Develop a stronger sense of self to confront this fear
- Going with easy and popular opinions as opposed to taking a hard stand can sometimes work for short-term, but won’t work for long-term. As a leader, you are often tasked with tough decisions and they won’t always be popular. Ensure that you are listening to differing opinions and learning, but only to those people’s who are aligned and hold your views and values in high regard.
- Develop a stronger and much deeper sense of who you are and the person you are working to become. Come up with your personal philosophy of your basic values and beliefs that act like a compass, guiding your actions, thoughts and decisions. Living in accordance with your own personal philosophy will allow you to work with more purpose and meaning.
As a leader, one is faced with difficult decisions all the time. But giving into the fear that the next decision you make will be the wrong one, can often lead to decision avoidance. Not all hard decisions are big and important, sometimes, even small decisions can be hard to make when there is no better option or when the options available are very different in kind of value. And since leadership role puts you on the spot, you might frequently question your ability to make tough choices.
Certain leaders avoid hard decisions because they worry about the high risk consequences of their decisions. Lack of self-awareness, emotional clarity and lack of sound judgment at times can lead to ambiguity or self-doubt.
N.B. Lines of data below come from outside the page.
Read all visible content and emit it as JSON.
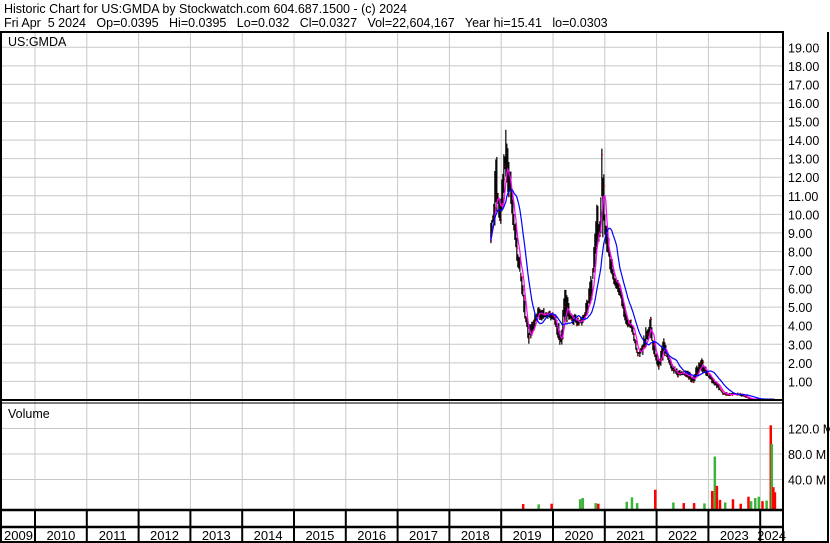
{
  "header": {
    "title_line": "Historic Chart for US:GMDA by Stockwatch.com 604.687.1500 - (c) 2024",
    "quote_line": "Fri Apr  5 2024   Op=0.0395   Hi=0.0395   Lo=0.032   Cl=0.0327   Vol=22,604,167   Year hi=15.41   lo=0.0303"
  },
  "chart_data": [
    {
      "type": "line",
      "panel": "price",
      "title": "US:GMDA",
      "ylim": [
        0,
        20
      ],
      "yticks": [
        "1.00",
        "2.00",
        "3.00",
        "4.00",
        "5.00",
        "6.00",
        "7.00",
        "8.00",
        "9.00",
        "10.00",
        "11.00",
        "12.00",
        "13.00",
        "14.00",
        "15.00",
        "16.00",
        "17.00",
        "18.00",
        "19.00"
      ],
      "xlim": [
        2009.37,
        2024.45
      ],
      "grid": true,
      "colors": {
        "bars": "#000000",
        "close_tick": "#ff0000",
        "short_ma": "#ff00ff",
        "long_ma": "#0000ff"
      },
      "price_points": [
        [
          2018.8,
          8.0,
          10.0
        ],
        [
          2018.86,
          9.5,
          11.0
        ],
        [
          2018.9,
          9.0,
          15.4
        ],
        [
          2018.94,
          9.5,
          12.0
        ],
        [
          2018.99,
          9.2,
          11.0
        ],
        [
          2019.04,
          10.5,
          13.0
        ],
        [
          2019.08,
          11.5,
          14.9
        ],
        [
          2019.13,
          11.0,
          14.0
        ],
        [
          2019.18,
          10.5,
          12.5
        ],
        [
          2019.24,
          8.5,
          11.0
        ],
        [
          2019.3,
          7.0,
          9.0
        ],
        [
          2019.36,
          6.8,
          7.8
        ],
        [
          2019.42,
          5.0,
          6.5
        ],
        [
          2019.47,
          4.0,
          5.0
        ],
        [
          2019.53,
          3.0,
          4.0
        ],
        [
          2019.6,
          3.5,
          4.5
        ],
        [
          2019.68,
          4.2,
          5.0
        ],
        [
          2019.76,
          4.3,
          5.2
        ],
        [
          2019.85,
          4.2,
          4.9
        ],
        [
          2019.95,
          4.3,
          4.8
        ],
        [
          2020.03,
          4.0,
          4.8
        ],
        [
          2020.11,
          3.0,
          4.2
        ],
        [
          2020.17,
          2.7,
          3.8
        ],
        [
          2020.23,
          4.0,
          7.4
        ],
        [
          2020.3,
          4.3,
          5.3
        ],
        [
          2020.38,
          4.0,
          4.8
        ],
        [
          2020.48,
          3.9,
          4.5
        ],
        [
          2020.58,
          4.0,
          4.6
        ],
        [
          2020.68,
          4.5,
          6.0
        ],
        [
          2020.76,
          5.5,
          7.2
        ],
        [
          2020.84,
          8.0,
          11.2
        ],
        [
          2020.9,
          8.0,
          10.5
        ],
        [
          2020.95,
          9.0,
          15.0
        ],
        [
          2021.0,
          8.0,
          10.5
        ],
        [
          2021.06,
          7.5,
          9.3
        ],
        [
          2021.13,
          6.5,
          8.0
        ],
        [
          2021.2,
          6.0,
          6.8
        ],
        [
          2021.28,
          5.5,
          6.5
        ],
        [
          2021.36,
          4.5,
          5.5
        ],
        [
          2021.44,
          3.8,
          4.5
        ],
        [
          2021.52,
          3.6,
          4.3
        ],
        [
          2021.58,
          2.8,
          3.6
        ],
        [
          2021.64,
          2.2,
          2.8
        ],
        [
          2021.72,
          2.3,
          3.2
        ],
        [
          2021.8,
          3.0,
          4.0
        ],
        [
          2021.88,
          3.3,
          4.7
        ],
        [
          2021.96,
          2.0,
          3.0
        ],
        [
          2022.05,
          1.6,
          2.2
        ],
        [
          2022.13,
          2.0,
          3.6
        ],
        [
          2022.2,
          2.2,
          2.8
        ],
        [
          2022.3,
          1.5,
          2.0
        ],
        [
          2022.4,
          1.2,
          1.7
        ],
        [
          2022.5,
          1.2,
          1.6
        ],
        [
          2022.6,
          1.2,
          1.6
        ],
        [
          2022.68,
          0.7,
          1.5
        ],
        [
          2022.76,
          1.0,
          1.8
        ],
        [
          2022.84,
          1.5,
          2.5
        ],
        [
          2022.92,
          1.4,
          2.0
        ],
        [
          2023.0,
          1.1,
          1.5
        ],
        [
          2023.1,
          0.8,
          1.2
        ],
        [
          2023.2,
          0.5,
          0.9
        ],
        [
          2023.28,
          0.25,
          0.45
        ],
        [
          2023.4,
          0.2,
          0.4
        ],
        [
          2023.52,
          0.25,
          0.45
        ],
        [
          2023.62,
          0.2,
          0.35
        ],
        [
          2023.72,
          0.1,
          0.3
        ],
        [
          2023.8,
          0.04,
          0.1
        ],
        [
          2023.9,
          0.03,
          0.06
        ]
      ]
    },
    {
      "type": "bar",
      "panel": "volume",
      "title": "Volume",
      "ylim": [
        0,
        160
      ],
      "yticks": [
        "40.0 M",
        "80.0 M",
        "120.0 M"
      ],
      "grid": true,
      "colors": {
        "up": "#3cb33c",
        "down": "#ff0000"
      },
      "bars": [
        [
          2019.4,
          1.5,
          "down"
        ],
        [
          2019.7,
          1.0,
          "up"
        ],
        [
          2019.95,
          2.0,
          "down"
        ],
        [
          2020.5,
          9.0,
          "up"
        ],
        [
          2020.55,
          11.0,
          "up"
        ],
        [
          2020.8,
          3.0,
          "up"
        ],
        [
          2020.85,
          2.0,
          "down"
        ],
        [
          2021.4,
          5.0,
          "up"
        ],
        [
          2021.5,
          12.0,
          "up"
        ],
        [
          2021.6,
          3.0,
          "up"
        ],
        [
          2021.95,
          24.0,
          "down"
        ],
        [
          2022.3,
          4.0,
          "up"
        ],
        [
          2022.5,
          3.0,
          "down"
        ],
        [
          2022.7,
          3.0,
          "down"
        ],
        [
          2022.9,
          2.5,
          "up"
        ],
        [
          2023.05,
          22.0,
          "down"
        ],
        [
          2023.1,
          76.0,
          "up"
        ],
        [
          2023.14,
          30.0,
          "down"
        ],
        [
          2023.2,
          8.0,
          "down"
        ],
        [
          2023.3,
          4.0,
          "up"
        ],
        [
          2023.45,
          9.0,
          "down"
        ],
        [
          2023.6,
          2.0,
          "down"
        ],
        [
          2023.75,
          13.0,
          "down"
        ],
        [
          2023.8,
          6.0,
          "up"
        ],
        [
          2023.88,
          11.0,
          "up"
        ],
        [
          2023.95,
          13.0,
          "up"
        ],
        [
          2024.02,
          6.0,
          "down"
        ],
        [
          2024.1,
          7.0,
          "up"
        ],
        [
          2024.18,
          125.0,
          "down"
        ],
        [
          2024.2,
          96.0,
          "up"
        ],
        [
          2024.23,
          28.0,
          "down"
        ],
        [
          2024.26,
          20.0,
          "down"
        ]
      ]
    }
  ],
  "xaxis": {
    "years": [
      "2009",
      "2010",
      "2011",
      "2012",
      "2013",
      "2014",
      "2015",
      "2016",
      "2017",
      "2018",
      "2019",
      "2020",
      "2021",
      "2022",
      "2023",
      "2024"
    ]
  }
}
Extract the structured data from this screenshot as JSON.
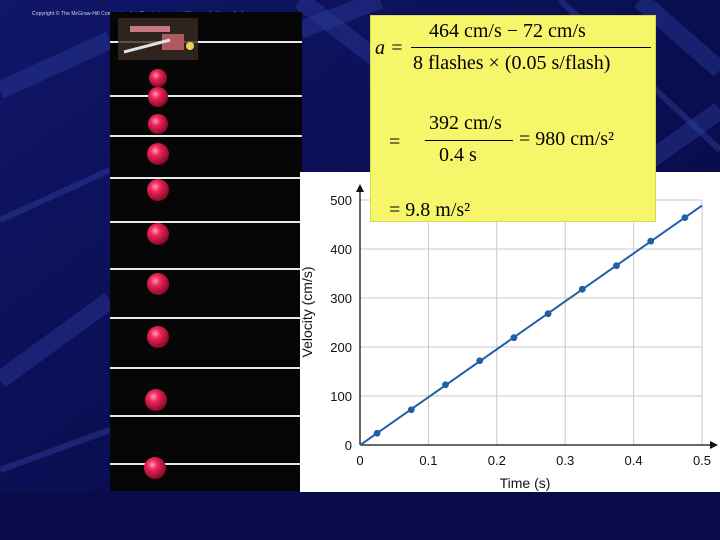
{
  "copyright": "Copyright © The McGraw-Hill Companies, Inc. Permission required for reproduction or display.",
  "equation": {
    "a_symbol": "a =",
    "line1_numerator": "464 cm/s − 72 cm/s",
    "line1_denominator": "8 flashes × (0.05 s/flash)",
    "line2_eq": "=",
    "line2_numerator": "392 cm/s",
    "line2_denominator": "0.4 s",
    "line2_result": "= 980 cm/s²",
    "line3_result": "= 9.8 m/s²"
  },
  "colors": {
    "background": "#0b0f5a",
    "equation_box": "#f6f66a",
    "plot_line": "#1f5fa8",
    "ball": "#e0144a"
  },
  "chart_data": {
    "type": "scatter",
    "xlabel": "Time (s)",
    "ylabel": "Velocity (cm/s)",
    "xlim": [
      0,
      0.5
    ],
    "ylim": [
      0,
      500
    ],
    "xticks": [
      "0",
      "0.1",
      "0.2",
      "0.3",
      "0.4",
      "0.5"
    ],
    "yticks": [
      "0",
      "100",
      "200",
      "300",
      "400",
      "500"
    ],
    "grid": true,
    "fit_line": true,
    "series": [
      {
        "x": [
          0.025,
          0.075,
          0.125,
          0.175,
          0.225,
          0.275,
          0.325,
          0.375,
          0.425,
          0.475
        ],
        "y": [
          24,
          72,
          123,
          172,
          219,
          268,
          318,
          366,
          416,
          464
        ]
      }
    ]
  }
}
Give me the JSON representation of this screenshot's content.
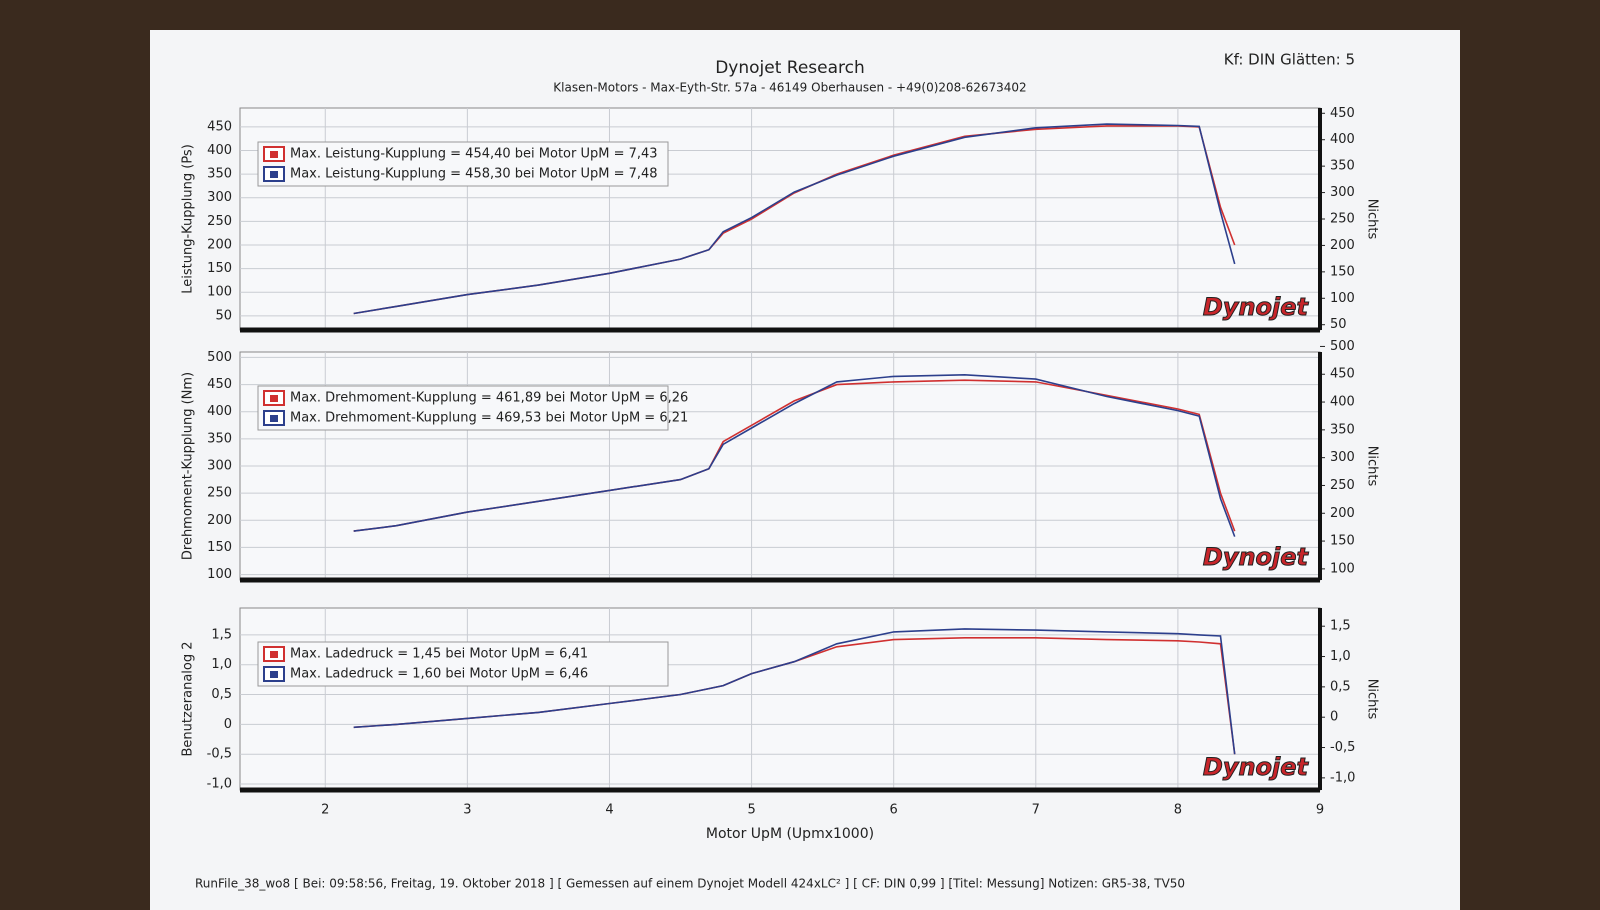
{
  "header": {
    "title": "Dynojet Research",
    "subtitle": "Klasen-Motors   -   Max-Eyth-Str. 57a   -   46149 Oberhausen   -   +49(0)208-62673402",
    "settings": "Kf: DIN Glätten: 5"
  },
  "logo": "Dynojet",
  "footer": "RunFile_38_wo8 [ Bei: 09:58:56, Freitag, 19. Oktober 2018 ] [ Gemessen auf einem Dynojet Modell 424xLC² ] [ CF: DIN 0,99 ] [Titel: Messung]  Notizen: GR5-38, TV50",
  "chart_data": [
    {
      "type": "line",
      "y_label": "Leistung-Kupplung (Ps)",
      "y2_label": "Nichts",
      "grid": true,
      "x": [
        2.2,
        2.5,
        3,
        3.5,
        4,
        4.5,
        4.7,
        4.8,
        5,
        5.3,
        5.6,
        6,
        6.5,
        7,
        7.5,
        8,
        8.15,
        8.3,
        8.4
      ],
      "xlim": [
        1.4,
        9.0
      ],
      "ylim": [
        20,
        490
      ],
      "yticks": [
        50,
        100,
        150,
        200,
        250,
        300,
        350,
        400,
        450
      ],
      "y2lim": [
        40,
        460
      ],
      "y2ticks": [
        50,
        100,
        150,
        200,
        250,
        300,
        350,
        400,
        450
      ],
      "series": [
        {
          "name": "Max. Leistung-Kupplung = 454,40 bei Motor UpM = 7,43",
          "color": "#d03030",
          "values": [
            55,
            70,
            95,
            115,
            140,
            170,
            190,
            225,
            255,
            310,
            350,
            390,
            430,
            445,
            452,
            452,
            450,
            280,
            200
          ]
        },
        {
          "name": "Max. Leistung-Kupplung = 458,30 bei Motor UpM = 7,48",
          "color": "#2c3f8c",
          "values": [
            55,
            70,
            95,
            115,
            140,
            170,
            190,
            228,
            258,
            312,
            348,
            388,
            428,
            448,
            456,
            453,
            451,
            270,
            160
          ]
        }
      ]
    },
    {
      "type": "line",
      "y_label": "Drehmoment-Kupplung (Nm)",
      "y2_label": "Nichts",
      "grid": true,
      "x": [
        2.2,
        2.5,
        3,
        3.5,
        4,
        4.5,
        4.7,
        4.8,
        5,
        5.3,
        5.6,
        6,
        6.5,
        7,
        7.5,
        8,
        8.15,
        8.3,
        8.4
      ],
      "xlim": [
        1.4,
        9.0
      ],
      "ylim": [
        90,
        510
      ],
      "yticks": [
        100,
        150,
        200,
        250,
        300,
        350,
        400,
        450,
        500
      ],
      "y2lim": [
        80,
        490
      ],
      "y2ticks": [
        100,
        150,
        200,
        250,
        300,
        350,
        400,
        450,
        500
      ],
      "series": [
        {
          "name": "Max. Drehmoment-Kupplung = 461,89 bei Motor UpM = 6,26",
          "color": "#d03030",
          "values": [
            180,
            190,
            215,
            235,
            255,
            275,
            295,
            345,
            375,
            420,
            450,
            455,
            458,
            455,
            430,
            405,
            395,
            250,
            180
          ]
        },
        {
          "name": "Max. Drehmoment-Kupplung = 469,53 bei Motor UpM = 6,21",
          "color": "#2c3f8c",
          "values": [
            180,
            190,
            215,
            235,
            255,
            275,
            295,
            340,
            370,
            415,
            455,
            465,
            468,
            460,
            428,
            402,
            392,
            240,
            170
          ]
        }
      ]
    },
    {
      "type": "line",
      "y_label": "Benutzeranalog 2",
      "y2_label": "Nichts",
      "x_label": "Motor UpM (Upmx1000)",
      "grid": true,
      "x": [
        2.2,
        2.5,
        3,
        3.5,
        4,
        4.5,
        4.7,
        4.8,
        5,
        5.3,
        5.6,
        6,
        6.5,
        7,
        7.5,
        8,
        8.15,
        8.3,
        8.4
      ],
      "xlim": [
        1.4,
        9.0
      ],
      "xticks": [
        2,
        3,
        4,
        5,
        6,
        7,
        8,
        9
      ],
      "ylim": [
        -1.1,
        1.95
      ],
      "yticks": [
        {
          "value": -1,
          "label": "-1,0"
        },
        {
          "value": -0.5,
          "label": "-0,5"
        },
        0,
        {
          "value": 0.5,
          "label": "0,5"
        },
        {
          "value": 1,
          "label": "1,0"
        },
        {
          "value": 1.5,
          "label": "1,5"
        }
      ],
      "y2lim": [
        -1.2,
        1.8
      ],
      "y2ticks": [
        {
          "value": -1,
          "label": "-1,0"
        },
        {
          "value": -0.5,
          "label": "-0,5"
        },
        0,
        {
          "value": 0.5,
          "label": "0,5"
        },
        {
          "value": 1,
          "label": "1,0"
        },
        {
          "value": 1.5,
          "label": "1,5"
        }
      ],
      "series": [
        {
          "name": "Max. Ladedruck = 1,45 bei Motor UpM = 6,41",
          "color": "#d03030",
          "values": [
            -0.05,
            0,
            0.1,
            0.2,
            0.35,
            0.5,
            0.6,
            0.65,
            0.85,
            1.05,
            1.3,
            1.42,
            1.45,
            1.45,
            1.42,
            1.4,
            1.38,
            1.35,
            -0.5
          ]
        },
        {
          "name": "Max. Ladedruck = 1,60 bei Motor UpM = 6,46",
          "color": "#2c3f8c",
          "values": [
            -0.05,
            0,
            0.1,
            0.2,
            0.35,
            0.5,
            0.6,
            0.65,
            0.85,
            1.05,
            1.35,
            1.55,
            1.6,
            1.58,
            1.55,
            1.52,
            1.5,
            1.48,
            -0.5
          ]
        }
      ]
    }
  ]
}
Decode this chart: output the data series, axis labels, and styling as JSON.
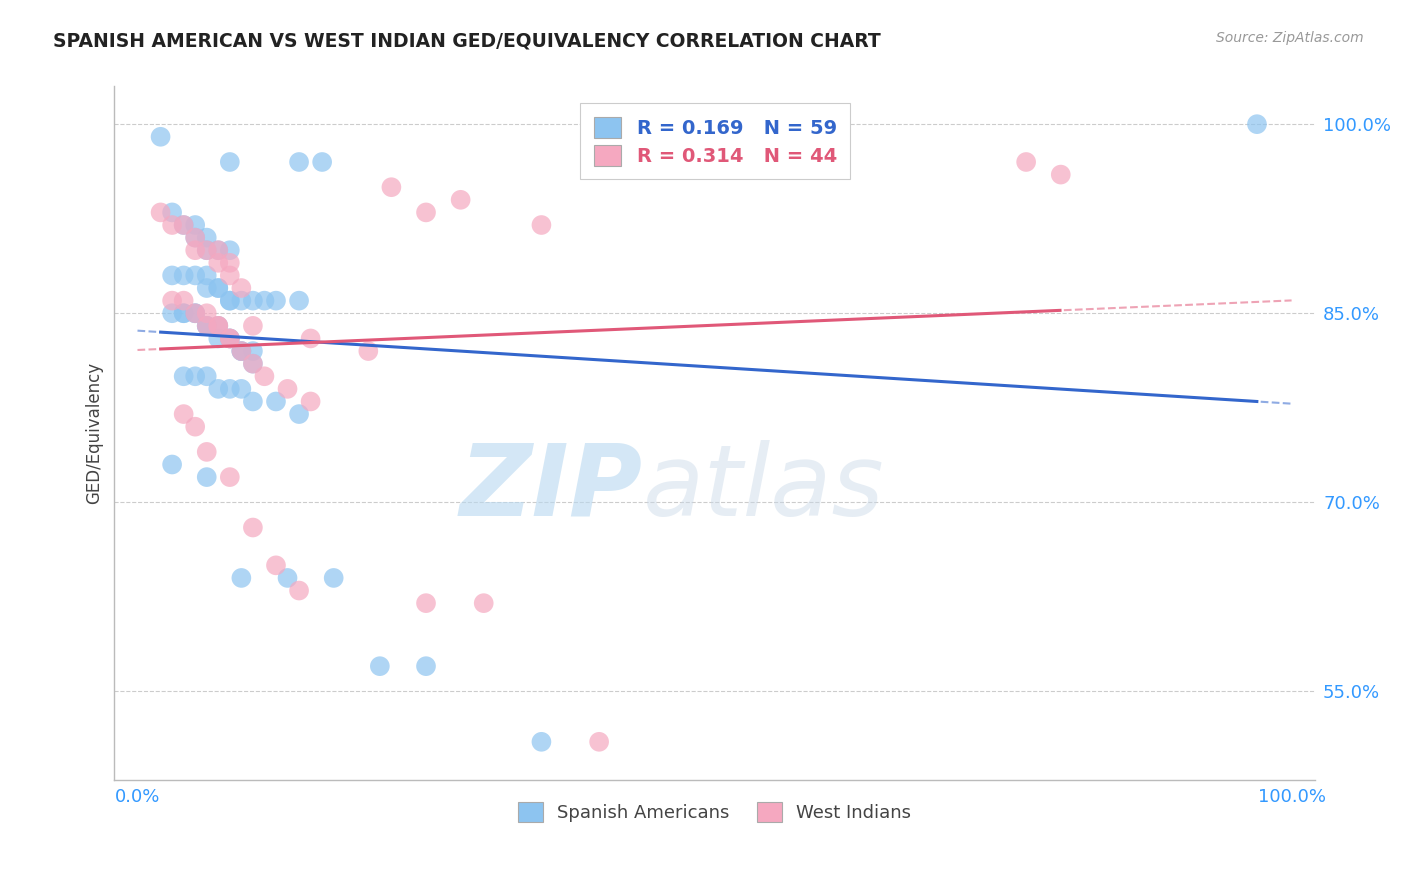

Overcome this fear with value alignment
- Aligning with your core values help you remain congruent, consistent in your decision making. Ask yourself, Which of my values are aligned with the goals I would like to achieve the most ? Take time to assess the decision in light of your priority value framework to gain clarity.
- When strong emotions are interfering with your ability to make difficult decisions, taking a pause to understand the root cause of the emotion. Ask yourself, What is the dominant emotion at this moment and how is it interfering with my ability to make tough choice?
- Fear of uncertain consequences can make you feel comfortable because it keeps you in a pattern of inaction or indecision. Having a go-to process will give you some of the certainty you need to take action. It is important to understand that there can never be full certainty on any outcome and the only thing you can do is to take action and to deal with consequences. Considering the upside and downside of each choice instead of making no decision at all.
How can confronting some of your fears can improve your leadership effectiveness?
In what ways do you benefit by taking responsibility for your actions and decisions?
How often do you make yourself available and ask for honest feedback from other people that you trust?
Do you prefer safe choices over creative solutions and innovative ideas?
What decisions, outside of your norm, you take to expand your comfort zone and make it a new experience?
Do you often conform to popular opinion as opposed to that of taking a hard stand against?
What situations did you avoid because you were afraid of rejection?
Our fears are innate, some conditioned by our experiences for our safety and survival. And while each one of us face these fears in all aspects of our life, often the most challenging moments happen to be when people are in different positions of power and responsibility.
Although many lead with confidence and conviction, they are always prone to constant stream of self-doubt and apprehension because of these fears. Merely committing to confront some of the fears you have, you will start to have more positive impact on those you lead. Recognising them and acknowledging them for what they are allows you to reach your full leadership potential.